ATM and overdraft fees top $6 billion at America’s big 3 banks
NEW YORK — Ever taken out cash from an ATM machine and gotten socked with a $3 fee (or worse)? You probably weren’t thrilled about that.
Nobody likes those fees. Except banks.
America’s three biggest banks — JPMorgan Chase, Bank of America and Wells Fargo — earned more than $6 billion just from ATM and overdraft fees last year, according to an analysis by SNL Financial and CNNMoney.
That equates to $25 for every adult in the United States.
There’s so much frustration over these fees that they have become a presidential campaign issue.
Hillary Clinton called ATM fees “usurious.” Bernie Sanders vowed that if he’s elected president, he will cap ATM fees at $2.
Consumers now pay more than $4, on average, to withdraw their own money from an out-of-network ATM, according to Bankrate.
“In my view, it is unacceptable that Americans are paying a $4 or $5 fee each time they go to the ATM,” Sanders said in a recent speech.
Big profits on fees
The outrage comes as Americans are finding out exactly how much banks really profit from those pesky ATM and overdraft fees. For the first time, banks were required to disclose this information publicly in 2015.
While ATM fees get the most attention on the campaign trail, overdraft charges are the most profitable for banks.
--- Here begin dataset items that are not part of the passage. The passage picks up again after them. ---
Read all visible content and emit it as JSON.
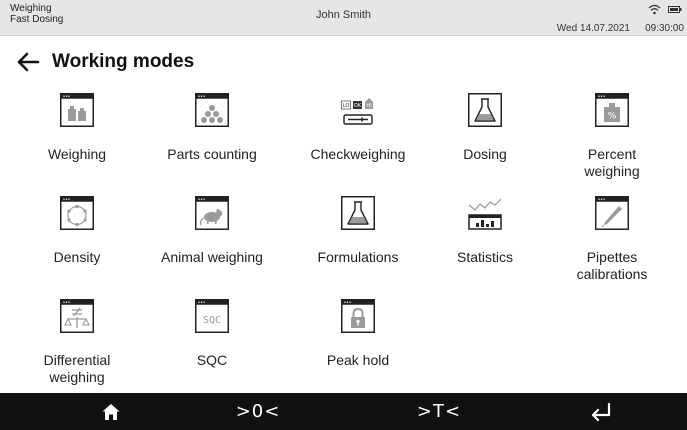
{
  "status": {
    "mode": "Weighing",
    "submode": "Fast Dosing",
    "user": "John Smith",
    "date": "Wed 14.07.2021",
    "time": "09:30:00",
    "icons": [
      "wifi-icon",
      "battery-icon"
    ]
  },
  "header": {
    "title": "Working modes",
    "back_icon": "arrow-left-icon"
  },
  "modes": [
    {
      "label": "Weighing",
      "icon": "weighing-icon"
    },
    {
      "label": "Parts counting",
      "icon": "parts-counting-icon"
    },
    {
      "label": "Checkweighing",
      "icon": "checkweighing-icon"
    },
    {
      "label": "Dosing",
      "icon": "dosing-icon"
    },
    {
      "label": "Percent\nweighing",
      "icon": "percent-weighing-icon"
    },
    {
      "label": "Density",
      "icon": "density-icon"
    },
    {
      "label": "Animal weighing",
      "icon": "animal-weighing-icon"
    },
    {
      "label": "Formulations",
      "icon": "formulations-icon"
    },
    {
      "label": "Statistics",
      "icon": "statistics-icon"
    },
    {
      "label": "Pipettes\ncalibrations",
      "icon": "pipettes-calibrations-icon"
    },
    {
      "label": "Differential\nweighing",
      "icon": "differential-weighing-icon"
    },
    {
      "label": "SQC",
      "icon": "sqc-icon"
    },
    {
      "label": "Peak hold",
      "icon": "peak-hold-icon"
    }
  ],
  "checkweigh_labels": [
    "LO",
    "OK",
    "HI"
  ],
  "sqc_icon_text": "SQC",
  "percent_icon_text": "%",
  "bottom": {
    "zero_label": ">0<",
    "tare_label": ">T<",
    "icons": [
      "home-icon",
      "zero-icon",
      "tare-icon",
      "enter-icon"
    ]
  },
  "colors": {
    "statusbar": "#e6e6e6",
    "bottombar": "#111111",
    "icon_dark": "#222222",
    "icon_fill": "#9a9a9a"
  }
}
America’s big three banks made more than $5.1 billion last year from overdraft fees alone.
Banks aren’t supposed to charge customers overdraft fees when they use an ATM to get cash unless the customer chooses or “opts in” to get the cash despite the fee.
A 2014 Pew study found more than half of the people who overdrew their checking accounts in the past year didn’t remember consenting to the overdraft service.
Overdraft fees put people at ‘serious risk’
“Consumers who opt into overdraft coverage put themselves at serious risk when they use their debit card,” said Richard Cordray, director of the Consumer Financial Protection Bureau.
The typical overdraft fee is $34, yet a CFPB study found that the majority of overdrafts occur on transactions of $24 or less.
“Consumers really need to look at the fine print,” says Christopher Vanderpool, an analyst at research firm SNL Financial.
By law, people can opt out of ATM overdrafts at any time. That way they will not be able to take out money at an ATM if their account balance goes below $0. That said, banks can still levy a fee if someone’s balance goes negative because a check is cashed or an automatic payment such as rent goes through and there aren’t sufficient funds to cover it.
The CFPB study notes that if someone borrowed $24 for only three days and paid an overdraft fee of $34, that “loan” from the bank would carry a whopping 17,000 percent annual percentage rate (APR).
Fees are growing
Many large banks like Wells Fargo say they have put a lot of effort into clarifying their overdraft fees and helping customers make smart choices.
“Overdraft behaviors are becoming more managed by our people,” said Ricky Brown, president of BB&T bank on an earnings call last year.
But the data for the first three quarters of 2015 doesn’t back that up. It shows that overdraft fees grew every single quarter for the big banks.
CNNMoney estimated what the banks would collect on fees in the final three months of 2015. It’s often the most profitable time of the year since people are doing more transactions around the holidays. Still, CNNMoney assumed that banks earned the same in the fourth quarter on fees as in the previous quarter.
The result is that JPMorgan took in $1.9 billion from customer overdrafts. Bank of America and Wells Fargo took in $1.6 billion each.
The CFPB is considering whether to implement additional rules on overdrafts.
Fees on the “regular Joe’s” bank account made up about 4 percent of operating revenues for America’s biggest banks last year, according to SNL Financial.